Daha önceki yazılarımızda if clause yapısından bahsetmiş ve türlerine değinmiştik. Bu defa ise, konunun daha iyi anlaşılmasını sağlamak amacıyla if cümleleri başlığı altında bir içerik hazırlamak istedik. Örnek if cümlelerine bakmadan önce eğer eksiğiniz varsa, ya da konu tekrarı yapmak isterseniz, If Clause Type 0, If Clause Type 1, If Clause Type 2, If Clause Type 3 yazılarımızı okuyabilirsiniz.
Hazırsanız cümlelerimize bakalım!
- If you see her, give her this note. / Onu görürsen, ona bu notu ver.

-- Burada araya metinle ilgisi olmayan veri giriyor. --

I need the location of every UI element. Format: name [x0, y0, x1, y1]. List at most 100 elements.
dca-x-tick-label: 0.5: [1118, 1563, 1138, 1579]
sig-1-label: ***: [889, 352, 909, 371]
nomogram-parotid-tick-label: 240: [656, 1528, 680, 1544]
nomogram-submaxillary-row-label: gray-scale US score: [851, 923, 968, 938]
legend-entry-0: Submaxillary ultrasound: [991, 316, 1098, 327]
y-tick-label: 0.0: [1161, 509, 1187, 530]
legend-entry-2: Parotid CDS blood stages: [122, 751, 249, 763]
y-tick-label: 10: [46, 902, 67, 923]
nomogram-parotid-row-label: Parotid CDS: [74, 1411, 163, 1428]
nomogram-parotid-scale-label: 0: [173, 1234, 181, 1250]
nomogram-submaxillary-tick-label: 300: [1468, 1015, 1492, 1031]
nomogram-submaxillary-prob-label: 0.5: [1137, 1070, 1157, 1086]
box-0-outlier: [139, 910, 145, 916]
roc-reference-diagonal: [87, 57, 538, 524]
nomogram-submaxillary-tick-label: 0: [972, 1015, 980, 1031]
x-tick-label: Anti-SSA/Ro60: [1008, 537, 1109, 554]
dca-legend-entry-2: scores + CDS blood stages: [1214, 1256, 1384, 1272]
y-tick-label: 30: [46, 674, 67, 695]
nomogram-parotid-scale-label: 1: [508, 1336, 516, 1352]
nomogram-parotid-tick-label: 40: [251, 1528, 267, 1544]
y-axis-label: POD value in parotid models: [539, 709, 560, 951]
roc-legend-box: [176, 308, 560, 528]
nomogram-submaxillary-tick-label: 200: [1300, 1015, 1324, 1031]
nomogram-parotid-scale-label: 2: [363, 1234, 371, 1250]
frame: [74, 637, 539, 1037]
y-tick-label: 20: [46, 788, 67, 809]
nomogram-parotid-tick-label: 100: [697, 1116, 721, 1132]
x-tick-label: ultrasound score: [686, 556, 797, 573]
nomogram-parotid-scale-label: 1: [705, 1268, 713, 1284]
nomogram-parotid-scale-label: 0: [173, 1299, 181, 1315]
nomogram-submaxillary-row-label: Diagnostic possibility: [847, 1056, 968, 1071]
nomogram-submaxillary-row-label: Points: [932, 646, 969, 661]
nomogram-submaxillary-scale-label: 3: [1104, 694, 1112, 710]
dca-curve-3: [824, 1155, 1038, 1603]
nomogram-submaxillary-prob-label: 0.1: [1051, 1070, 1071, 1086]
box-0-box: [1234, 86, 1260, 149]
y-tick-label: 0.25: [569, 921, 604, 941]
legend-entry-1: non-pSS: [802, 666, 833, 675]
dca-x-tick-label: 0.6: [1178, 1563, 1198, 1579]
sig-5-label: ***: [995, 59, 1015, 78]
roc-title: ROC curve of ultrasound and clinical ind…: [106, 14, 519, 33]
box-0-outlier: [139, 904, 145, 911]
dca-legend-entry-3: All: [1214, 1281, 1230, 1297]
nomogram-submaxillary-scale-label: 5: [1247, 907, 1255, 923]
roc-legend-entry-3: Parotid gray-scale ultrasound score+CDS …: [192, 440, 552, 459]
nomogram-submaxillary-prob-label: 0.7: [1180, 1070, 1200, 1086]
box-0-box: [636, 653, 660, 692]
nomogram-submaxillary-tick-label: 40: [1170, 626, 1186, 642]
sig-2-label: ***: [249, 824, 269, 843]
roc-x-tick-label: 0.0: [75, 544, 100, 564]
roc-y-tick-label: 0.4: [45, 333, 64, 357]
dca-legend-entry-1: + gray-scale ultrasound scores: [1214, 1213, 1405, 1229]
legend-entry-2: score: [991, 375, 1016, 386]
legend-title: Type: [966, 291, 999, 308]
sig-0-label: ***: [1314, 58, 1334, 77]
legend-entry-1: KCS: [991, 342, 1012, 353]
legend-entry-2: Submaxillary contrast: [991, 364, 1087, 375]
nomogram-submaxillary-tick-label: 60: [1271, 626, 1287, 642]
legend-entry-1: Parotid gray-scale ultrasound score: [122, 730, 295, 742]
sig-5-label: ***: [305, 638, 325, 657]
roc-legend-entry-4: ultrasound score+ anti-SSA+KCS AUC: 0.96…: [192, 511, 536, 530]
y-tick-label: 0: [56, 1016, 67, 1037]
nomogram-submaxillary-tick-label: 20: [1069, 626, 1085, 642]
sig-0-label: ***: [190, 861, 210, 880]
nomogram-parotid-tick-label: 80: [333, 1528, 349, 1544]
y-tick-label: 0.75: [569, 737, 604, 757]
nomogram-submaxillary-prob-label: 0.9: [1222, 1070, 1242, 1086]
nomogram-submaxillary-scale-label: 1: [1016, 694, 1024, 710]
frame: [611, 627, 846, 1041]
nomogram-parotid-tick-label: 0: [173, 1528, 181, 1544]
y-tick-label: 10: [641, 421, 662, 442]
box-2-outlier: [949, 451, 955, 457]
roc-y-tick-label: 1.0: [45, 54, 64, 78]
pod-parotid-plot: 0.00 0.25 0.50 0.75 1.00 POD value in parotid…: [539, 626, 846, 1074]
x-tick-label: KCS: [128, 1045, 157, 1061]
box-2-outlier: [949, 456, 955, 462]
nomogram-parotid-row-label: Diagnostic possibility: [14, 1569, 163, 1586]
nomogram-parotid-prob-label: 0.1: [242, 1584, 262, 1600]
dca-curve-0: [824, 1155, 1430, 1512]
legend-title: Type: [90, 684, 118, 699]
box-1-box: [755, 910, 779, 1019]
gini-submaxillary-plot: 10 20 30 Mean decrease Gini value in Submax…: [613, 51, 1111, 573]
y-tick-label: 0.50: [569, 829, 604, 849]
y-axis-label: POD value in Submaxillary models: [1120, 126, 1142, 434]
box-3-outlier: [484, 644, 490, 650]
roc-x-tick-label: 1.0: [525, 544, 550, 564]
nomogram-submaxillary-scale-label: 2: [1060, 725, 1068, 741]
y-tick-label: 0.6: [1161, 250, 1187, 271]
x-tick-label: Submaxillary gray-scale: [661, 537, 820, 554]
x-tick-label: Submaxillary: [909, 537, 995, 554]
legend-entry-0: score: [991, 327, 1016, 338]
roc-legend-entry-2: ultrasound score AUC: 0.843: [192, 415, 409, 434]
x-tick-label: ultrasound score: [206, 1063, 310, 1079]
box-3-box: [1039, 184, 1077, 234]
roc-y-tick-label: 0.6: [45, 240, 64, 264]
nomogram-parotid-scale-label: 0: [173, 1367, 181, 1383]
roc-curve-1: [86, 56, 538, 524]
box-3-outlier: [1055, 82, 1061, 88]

- He’ll only stay if you offer him more money. / Sadece ona daha fazla para teklif edersen kalacak.
- We can stay for the weekend if you like. / İstersen hafta sonu kalabiliriz.
- If anyone calls, tell them I’m not at home. / Biri ararsa evde olmadığımı söyle.
- If she improved her IT skills, she’d (= she would) easily get a well-paid job.
/ BT becerilerini geliştirse, kolayca yüksek maaşlı bir iş bulurdu. - They would know what was going on if they’d (= they had) listened. / Dinleselerdi neler olup bittiğini bilirlerdi.
- He would have been here by now if he’d caught the early train. / İlk treni yakalamış olsaydı şimdiye kadar burada olurdu.
- If I was in charge, I’d do things differently. / Ben sorumlu olsaydım, işleri farklı yapardım.
- If metal gets hot, it expands. / Metal ısınırsa genleşir.
- They’ll throw the party in the garden if the weather’s good. / Hava güzel olursa, partiyi bahçede yapacaklar.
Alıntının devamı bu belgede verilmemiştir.